ProductBig(pid: integer, name: varchar(20), description: varchar(100), rating: integer, min_age: integer)

Consider the following query:

SELECT * FROM ProductBig WHERE pid=9876543;

7.1) Try to execute this query and see how long it takes. You can use the command \timing to have PostgreSQL time your queries. How long does the query take? How many tuples from relation ProductBig must be read from disk in order to answer this query? Write your answers in a file called problem7.txt.

7.2) Now modify the schema of ProductBig to indicate that pid is a primary key. Execute the above query again. How long does it take this time? Why is that? Add your answer to the file called problem7.txt.

Note: you can examine the query execution plan that the DBMS uses to answer the query. To see the plan, use the EXPLAIN command. You can find more information about EXPLAIN in the PostgreSQL documentation about EXPLAIN. We will talk about query plans starting from lecture 7. In the meantime, you can at least see if the DBMS uses the index or not when answering your query. You do not have to use EXPLAIN. Use it only if it helps you understand what is going on.

7.3) An index on the primary key speeds-up only a specific type of queries, which may not necessarily correspond to the query workload of the system. Consider the following query:

SELECT count(*) FROM ProductBig WHERE rating > 98;

Try to execute this query. How long does it take? How many tuples from relation ProductBig must be read from disk in order to answer this query? Write your answer in a file called problem7.txt.

7.4) Create an index on ProductBig that will speed-up the query above. Add the SQL statement that you use to create the index and an explanation for your choice of index to the file problem7.txt. How long does the query take now?

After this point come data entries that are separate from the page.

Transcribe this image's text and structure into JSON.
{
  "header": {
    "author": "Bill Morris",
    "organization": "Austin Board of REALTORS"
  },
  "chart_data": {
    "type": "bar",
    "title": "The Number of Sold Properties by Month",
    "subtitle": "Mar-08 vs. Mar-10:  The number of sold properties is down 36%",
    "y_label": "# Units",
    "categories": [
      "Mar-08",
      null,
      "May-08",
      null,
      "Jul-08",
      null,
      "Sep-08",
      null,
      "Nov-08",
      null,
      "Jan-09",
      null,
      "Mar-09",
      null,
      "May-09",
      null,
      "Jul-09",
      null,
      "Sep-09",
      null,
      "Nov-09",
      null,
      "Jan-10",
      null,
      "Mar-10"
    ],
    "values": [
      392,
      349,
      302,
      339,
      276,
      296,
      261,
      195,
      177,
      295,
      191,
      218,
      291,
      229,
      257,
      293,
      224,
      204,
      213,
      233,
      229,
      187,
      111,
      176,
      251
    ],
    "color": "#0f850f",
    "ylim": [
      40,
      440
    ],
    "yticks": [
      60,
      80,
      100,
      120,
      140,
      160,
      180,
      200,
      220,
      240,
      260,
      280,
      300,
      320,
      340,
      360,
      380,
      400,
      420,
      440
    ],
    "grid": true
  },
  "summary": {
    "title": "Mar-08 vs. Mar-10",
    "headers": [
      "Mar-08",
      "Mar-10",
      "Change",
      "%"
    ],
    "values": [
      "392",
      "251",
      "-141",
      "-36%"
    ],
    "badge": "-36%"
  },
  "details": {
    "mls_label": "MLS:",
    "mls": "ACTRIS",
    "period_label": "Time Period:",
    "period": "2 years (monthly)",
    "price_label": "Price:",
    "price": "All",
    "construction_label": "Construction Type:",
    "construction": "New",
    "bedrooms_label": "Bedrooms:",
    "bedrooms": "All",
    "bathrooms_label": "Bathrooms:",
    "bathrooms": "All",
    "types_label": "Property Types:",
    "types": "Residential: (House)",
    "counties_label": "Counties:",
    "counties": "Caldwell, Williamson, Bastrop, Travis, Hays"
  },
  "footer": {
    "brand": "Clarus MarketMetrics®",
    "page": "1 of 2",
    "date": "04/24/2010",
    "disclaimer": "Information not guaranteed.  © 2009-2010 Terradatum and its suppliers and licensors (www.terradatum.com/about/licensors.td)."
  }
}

7.5) Delete the index on rating and add the statement that you used to problem7.txt.

7.6) Since indexes are so great, why not create an index on every single attribute of ever single table? Add your explanation to the file problem7.txt.

When you are done working on this question, please drop the ProductBig table to avoid using all that disk space.

8. Views (8pts)

A view is a table whose content is not physically stored on disk. Instead, it is computed from a query that corresponds to the view definition.

8.1) Create a view that shows only toys in the Product table for children over age 6. Write the SQL statement that you use in a file called problem8.txt.

8.2) Write a query that uses the newly created view to find all toys for children over age 6 that contain the substring '666' in their name. Add the SQL statement that you used in a file called problem8.txt.

8.3) Create a view that shows the id and names of toys along with the ids and names of their manufacturers. Add the SQL statement that you used to the file called problem8.txt.

8.4) What do you think are some of the benefits of using views? Add your answer to problem8.txt.

8.5) What happens if you try to insert a tuple into one of those views? Should users be allowed to perform inserts or updates on views? Add your answer to problem8.txt.

Turn-in instructions

You should work on this assignment by yourself. Make sure to turn-in the following files:

problem1.txt
problem2.txt
problem3.txt
problem4.txt
nothing to turn-in for problem 5
problem6.txt
problem7.txt
problem8.txt

To hand-in your assignment, issue the following command under the directory where you saved the above files:

tar zcvf cse544-07au-youraccountname.tar.gz problem?.txt

After executing this command, you should see a file named cse544-07au-youraccountname.tar.gz. Please send this file as an email attachment to your TA.